The Bajoran laughed. “I looked through some of Voyager’s logs. Some races call this the ‘god particle,’ so, yeah, I think it’s a perfect time to talk about metaphysics.”
“Better to let the Kazon have it, for the sake of my soul?” Lancaster asked, crossing his arms.
“No, but maybe we don’t have to be so quick to apply maximum firepower to every situation just because we can,” Anjar replied diplomatically. “Though, I don’t think there are any great options for any captain once this directive has been activated.”
“In the long run, I’m not sure if letting the Kazon go was a great option. They’ll only be back and in greater strength,” Lancaster replied. “There’s no way they would ever be able to harness omega, but do you think they’d give up once they saw what it could do? We just have to hope they’ll believe that whatever weapon they thought was being developed was a one-off that’s been destroyed now.”
“I don’t think ‘kill them all’ is really an option either, though.”
“Let’s hope it’s not necessary, then.”
Once Lancaster was sure every single molecule had fully been neutralized, he still had the Hokule’a sit in orbit for another two hours with intense scans focused on the planet’s surface. What had been spontaneously created could be spontaneously recreated, and he didn’t want to take any chances. Half a day after they’d left the Arcturus, the Hokule’a and her crew finally returned to the stardrive section. With the ship in orbit to honor their arrangement to provide medical support, Lancaster finally found his way to the alternate set of quarters set aside for the captain in the stardrive section. While smaller than the set in the saucer section, they were just as large as those on any other large starship.
“Bourbon manhattan. Real alcohol,” Lancaster ordered, as soon as he entered the quarters and started to unfasten the hazard suit he’d been in for far too many hours.
“Make it two, computer,” Sheppard said, poking his head into the living room and dining area from the bedroom.
Lancaster’s mood lightened when he saw his husband, but he was glad that he’d stayed behind on the mothership during the excursion to the planet. After the two drinks materialized in the replicator, Lancaster grabbed them both and walked over to Sheppard.

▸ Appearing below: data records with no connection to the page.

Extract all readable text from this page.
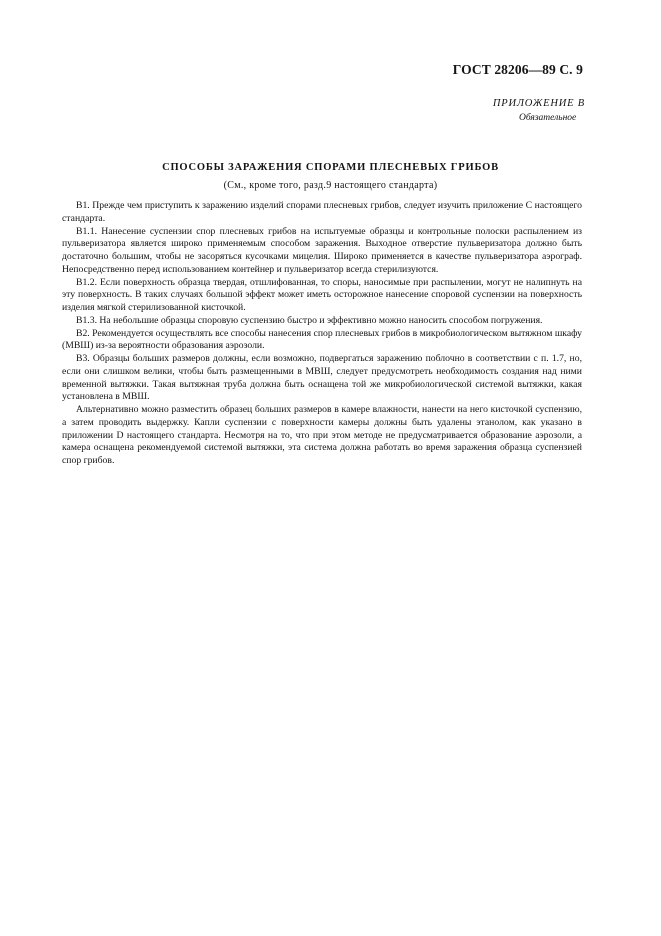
ГОСТ 28206—89 С. 9
ПРИЛОЖЕНИЕ В
Обязательное
СПОСОБЫ ЗАРАЖЕНИЯ СПОРАМИ ПЛЕСНЕВЫХ ГРИБОВ
(См., кроме того, разд.9 настоящего стандарта)

В1. Прежде чем приступить к заражению изделий спорами плесневых грибов, следует изучить приложение С настоящего стандарта.

В1.1. Нанесение суспензии спор плесневых грибов на испытуемые образцы и контрольные полоски распылением из пульверизатора является широко применяемым способом заражения. Выходное отверстие пульверизатора должно быть достаточно большим, чтобы не засоряться кусочками мицелия. Широко применяется в качестве пульверизатора аэрограф. Непосредственно перед использованием контейнер и пульверизатор всегда стерилизуются.

В1.2. Если поверхность образца твердая, отшлифованная, то споры, наносимые при распылении, могут не налипнуть на эту поверхность. В таких случаях большой эффект может иметь осторожное нанесение споровой суспензии на поверхность изделия мягкой стерилизованной кисточкой.

В1.3. На небольшие образцы споровую суспензию быстро и эффективно можно наносить способом погружения.

В2. Рекомендуется осуществлять все способы нанесения спор плесневых грибов в микробиологическом вытяжном шкафу (МВШ) из-за вероятности образования аэрозоли.

В3. Образцы больших размеров должны, если возможно, подвергаться заражению поблочно в соответствии с п. 1.7, но, если они слишком велики, чтобы быть размещенными в МВШ, следует предусмотреть необходимость создания над ними временной вытяжки. Такая вытяжная труба должна быть оснащена той же микробиологической системой вытяжки, какая установлена в МВШ.

Альтернативно можно разместить образец больших размеров в камере влажности, нанести на него кисточкой суспензию, а затем проводить выдержку. Капли суспензии с поверхности камеры должны быть удалены этанолом, как указано в приложении D настоящего стандарта. Несмотря на то, что при этом методе не предусматривается образование аэрозоли, а камера оснащена рекомендуемой системой вытяжки, эта система должна работать во время заражения образца суспензией спор грибов.
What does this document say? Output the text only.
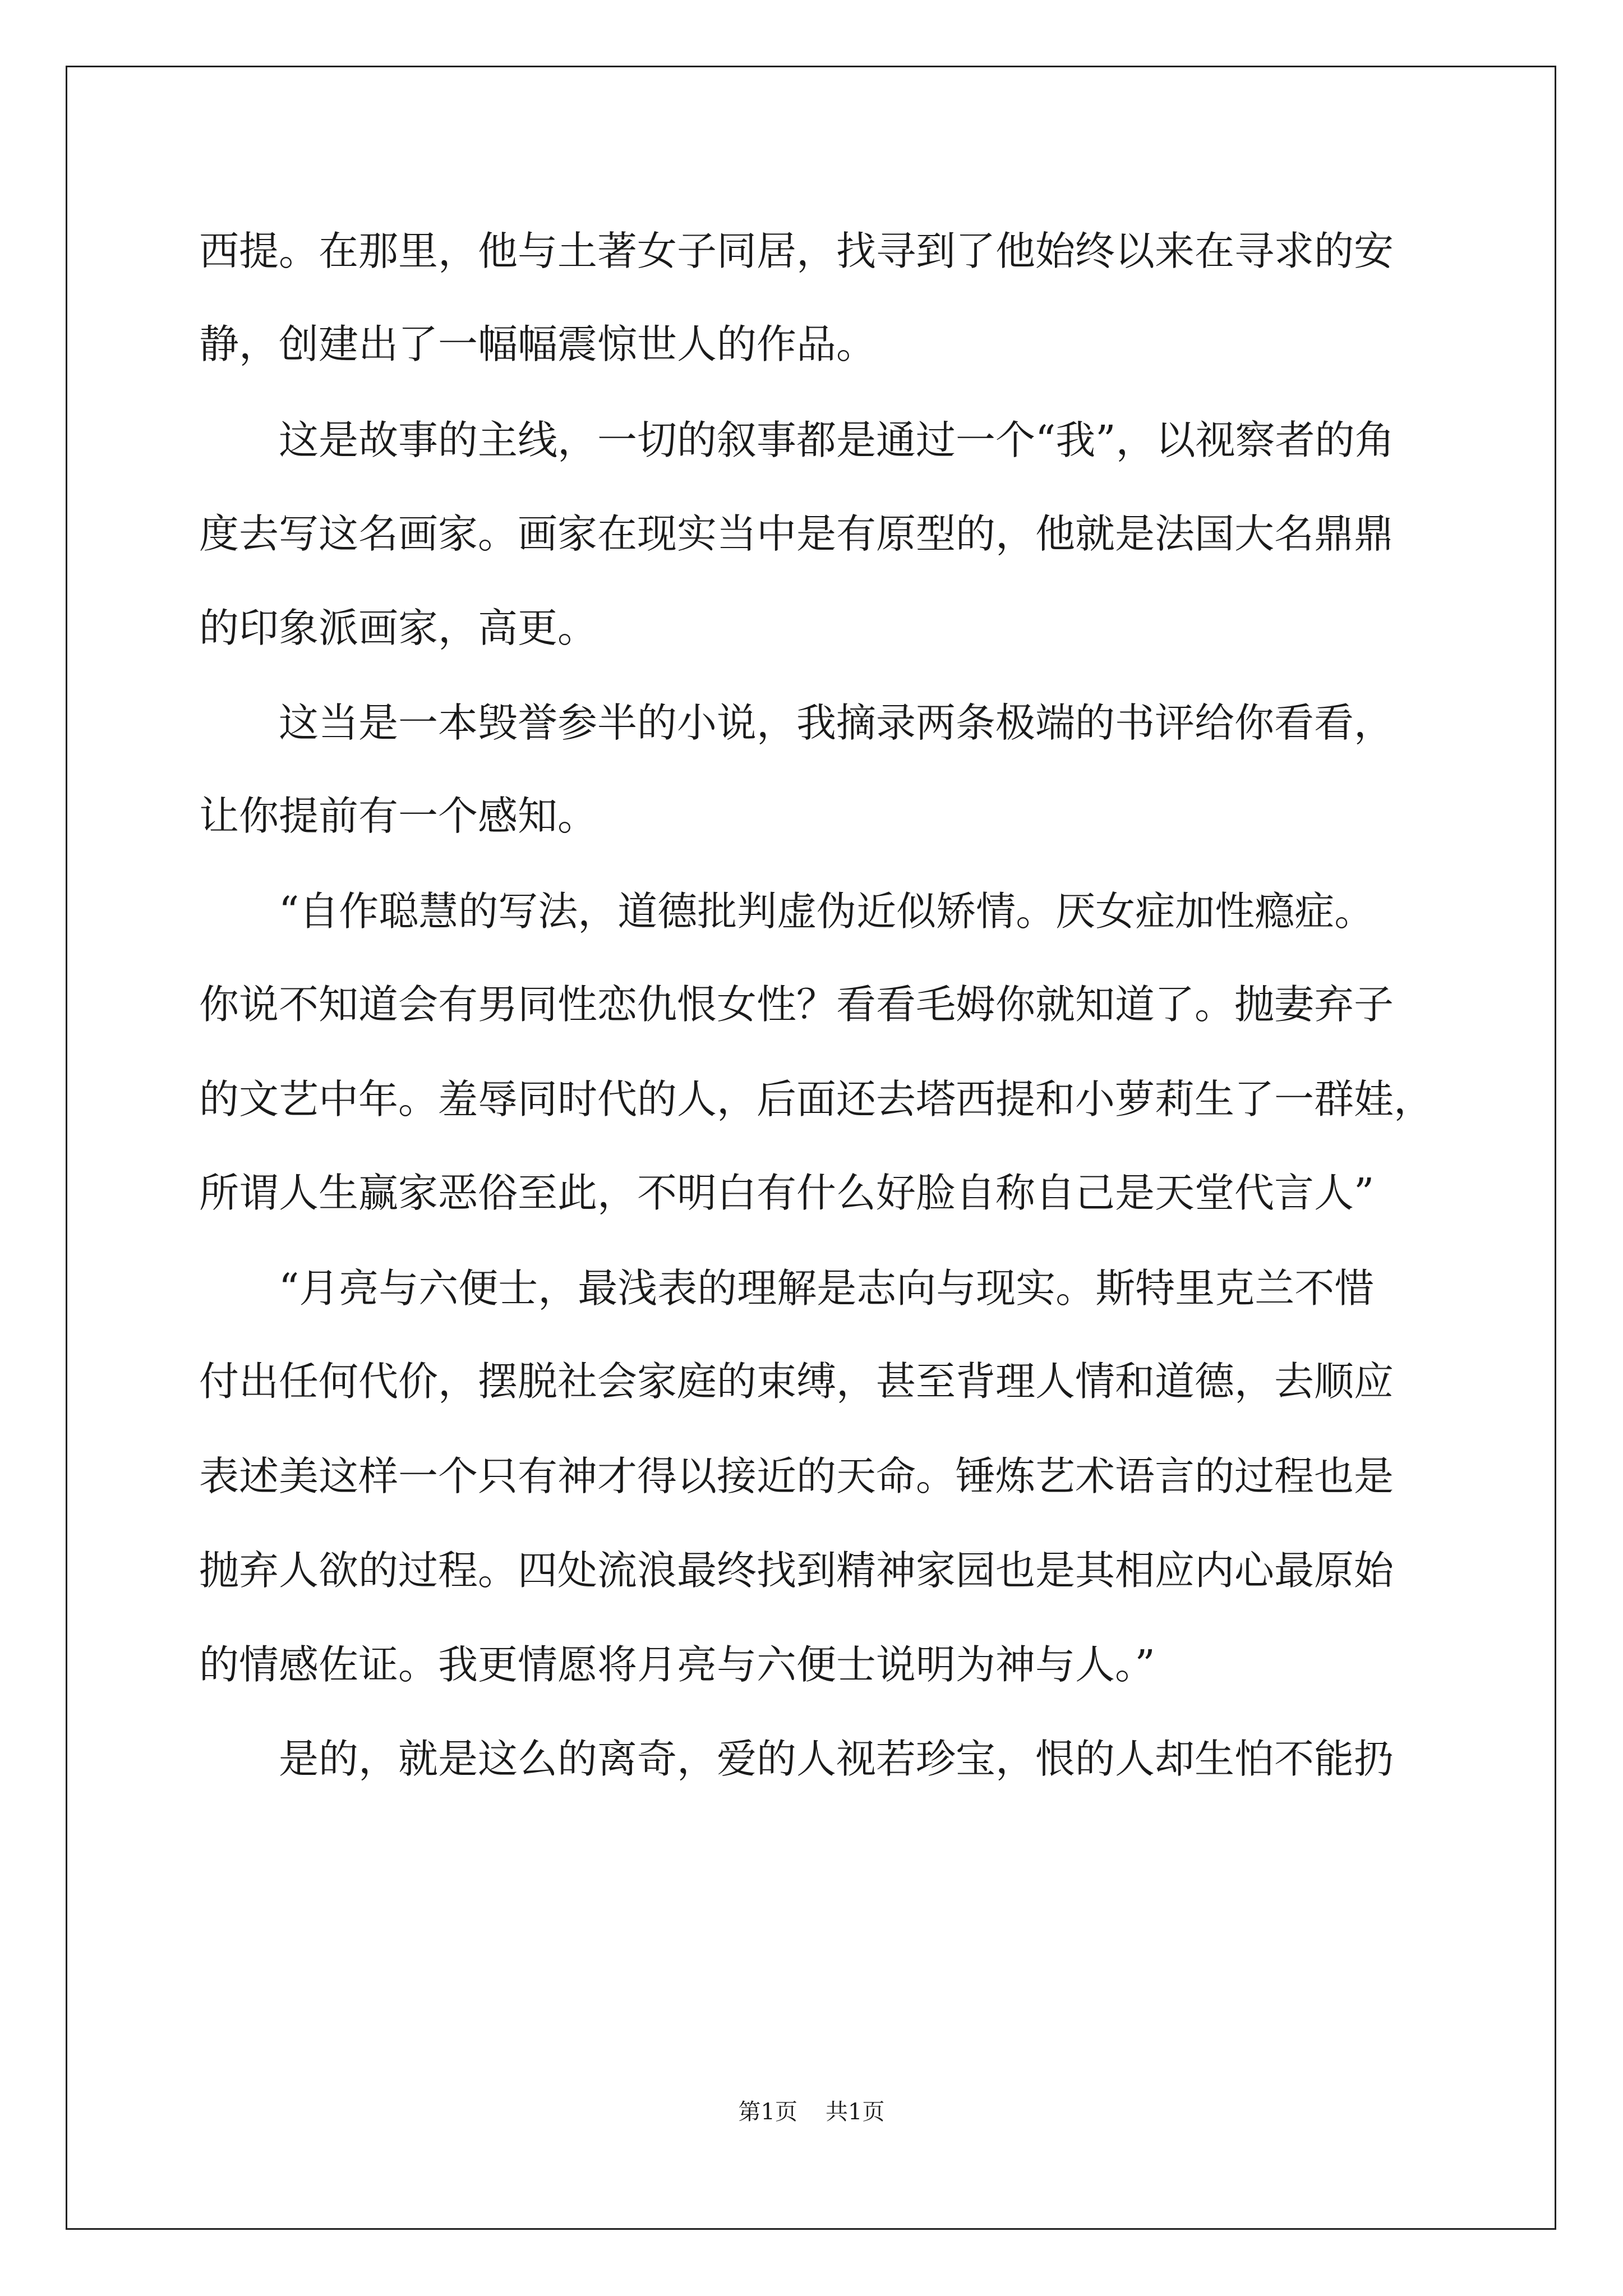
西提。在那里，他与土著女子同居，找寻到了他始终以来在寻求的安
静，创建出了一幅幅震惊世人的作品。
这是故事的主线，一切的叙事都是通过一个“我”，以视察者的角
度去写这名画家。画家在现实当中是有原型的，他就是法国大名鼎鼎
的印象派画家，高更。
这当是一本毁誉参半的小说，我摘录两条极端的书评给你看看，
让你提前有一个感知。
“自作聪慧的写法，道德批判虚伪近似矫情。厌女症加性瘾症。
你说不知道会有男同性恋仇恨女性？看看毛姆你就知道了。抛妻弃子
的文艺中年。羞辱同时代的人，后面还去塔西提和小萝莉生了一群娃，
所谓人生赢家恶俗至此，不明白有什么好脸自称自己是天堂代言人”
“月亮与六便士，最浅表的理解是志向与现实。斯特里克兰不惜
付出任何代价，摆脱社会家庭的束缚，甚至背理人情和道德，去顺应
表述美这样一个只有神才得以接近的天命。锤炼艺术语言的过程也是
抛弃人欲的过程。四处流浪最终找到精神家园也是其相应内心最原始
的情感佐证。我更情愿将月亮与六便士说明为神与人。”
是的，就是这么的离奇，爱的人视若珍宝，恨的人却生怕不能扔
第1页 共1页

“Hi,” he said, handing him one of the glasses.
Sheppard leaned over to kiss him on the cheek. “Hi.”
Thankfully after almost a decade, Sheppard was empathic enough with Lancaster’s moods to know that quiet was what he needed at first as they settled down on the couch together. Well, really, what he wanted was to tell him everything and to get the support he had always had from him.
“Does the lack of synthehol mean we’re done with the cloak-and-dagger secret mission yet?”
Lancaster chuckled. “No, it means I’m out of fucks. I hope I’m wrong, but I have a feeling this is just getting started.”